Lawmakers in Washington should act quickly to adopt Governor Inslee’s proposal to tax high-end capital gains. Doing so would begin to rectify the inequitable concentration of wealth among a small group of very wealthy, and mostly white, households.
Capital gains, or profits from the sale of financial assets, such as corporate stocks and bonds, are a major contributor to rising wealth inequality, especially between whites and many communities of color. As we wrote previously, more than two-thirds of all capital gains in Washington state are claimed by households earning at least $1 million per year.
The wide disparities in financial wealth between white households and certain communities of color can no longer be ignored. As the graph below shows, the median value of all financial assets among white households in the United States ($51,500) is more than 17 times that of Latinx households ($3,000), and nearly 13 times that of Black households ($4,000).
Throughout our nation’s history, white households have enjoyed privileged access to multiple forms of wealth, allowing them to accumulate substantial financial resources over many generations. By contrast, many racist policies and laws deliberately prevented communities of color from accumulating any meaningful amount of wealth.

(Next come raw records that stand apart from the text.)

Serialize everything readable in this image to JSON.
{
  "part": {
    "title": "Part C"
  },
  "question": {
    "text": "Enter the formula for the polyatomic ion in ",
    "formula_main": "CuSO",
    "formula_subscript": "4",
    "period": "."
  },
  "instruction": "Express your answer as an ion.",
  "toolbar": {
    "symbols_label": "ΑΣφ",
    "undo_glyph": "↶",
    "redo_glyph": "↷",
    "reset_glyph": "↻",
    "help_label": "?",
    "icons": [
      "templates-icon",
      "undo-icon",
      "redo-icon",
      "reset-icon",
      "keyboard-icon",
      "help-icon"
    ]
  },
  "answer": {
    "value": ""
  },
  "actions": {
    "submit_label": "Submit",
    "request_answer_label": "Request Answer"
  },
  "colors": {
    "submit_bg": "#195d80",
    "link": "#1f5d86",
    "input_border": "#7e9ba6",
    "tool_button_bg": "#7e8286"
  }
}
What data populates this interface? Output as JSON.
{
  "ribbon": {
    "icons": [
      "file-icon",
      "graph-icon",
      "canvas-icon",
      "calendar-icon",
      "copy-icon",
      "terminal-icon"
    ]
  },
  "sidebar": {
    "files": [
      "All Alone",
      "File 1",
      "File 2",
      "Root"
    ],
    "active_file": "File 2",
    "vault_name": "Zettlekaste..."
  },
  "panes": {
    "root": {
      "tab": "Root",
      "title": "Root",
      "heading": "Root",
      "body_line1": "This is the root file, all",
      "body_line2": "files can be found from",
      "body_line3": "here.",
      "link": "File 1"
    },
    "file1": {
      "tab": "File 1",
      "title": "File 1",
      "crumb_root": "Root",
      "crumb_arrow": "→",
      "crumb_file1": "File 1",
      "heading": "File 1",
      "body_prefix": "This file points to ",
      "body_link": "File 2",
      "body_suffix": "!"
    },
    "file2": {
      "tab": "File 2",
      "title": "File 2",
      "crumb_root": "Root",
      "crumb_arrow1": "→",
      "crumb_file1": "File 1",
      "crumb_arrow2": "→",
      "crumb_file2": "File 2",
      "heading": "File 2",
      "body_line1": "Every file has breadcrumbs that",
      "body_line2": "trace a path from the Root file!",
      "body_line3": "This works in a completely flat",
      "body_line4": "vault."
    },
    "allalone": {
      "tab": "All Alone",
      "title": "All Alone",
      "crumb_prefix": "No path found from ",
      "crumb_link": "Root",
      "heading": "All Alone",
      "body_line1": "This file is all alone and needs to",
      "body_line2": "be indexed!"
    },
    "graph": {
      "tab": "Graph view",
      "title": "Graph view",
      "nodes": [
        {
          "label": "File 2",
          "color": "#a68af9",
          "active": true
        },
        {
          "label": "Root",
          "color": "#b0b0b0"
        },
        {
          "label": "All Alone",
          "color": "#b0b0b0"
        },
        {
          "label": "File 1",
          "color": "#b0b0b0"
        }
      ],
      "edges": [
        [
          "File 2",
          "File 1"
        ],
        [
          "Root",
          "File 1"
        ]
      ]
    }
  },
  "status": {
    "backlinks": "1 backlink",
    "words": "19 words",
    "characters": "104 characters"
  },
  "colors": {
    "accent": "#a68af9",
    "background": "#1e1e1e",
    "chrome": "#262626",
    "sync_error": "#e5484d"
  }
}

Today, the ongoing result of those historically racist laws and practices in the United States and Washington state is that white households now hold a disproportionately large share of the country’s total wealth – especially wealth in the form of assets like stocks and bonds.
Federal, state, and local tax codes only exacerbate the inequality. At the federal level, the highest tax rate applied to long-term capital gains, profits from the sale of financial assets held longer than one year, is 13.3 percentage points lower than the highest rate applied to wages and salaries.
Meanwhile, Washington state has the most upside-down (or regressive) state and local tax code in the nation. The poorest fifth of residents pay an average of 18 percent of their incomes while the richest one percent pay an average of only 3 percent. It’s a tax code that takes and especially large toll on Washingtonians who are Black, Latinx, and Native American.
By itself, the proposal to tax capital gains won’t end racial wealth disparities in our state. But it would be an important step toward making our tax code more equitable. And the more than $1 billion per year in new resources it would provide for child care, schools, health care, and other investments that promote opportunity would reduce barriers that people of color still face when it comes to building wealth for their families and communities.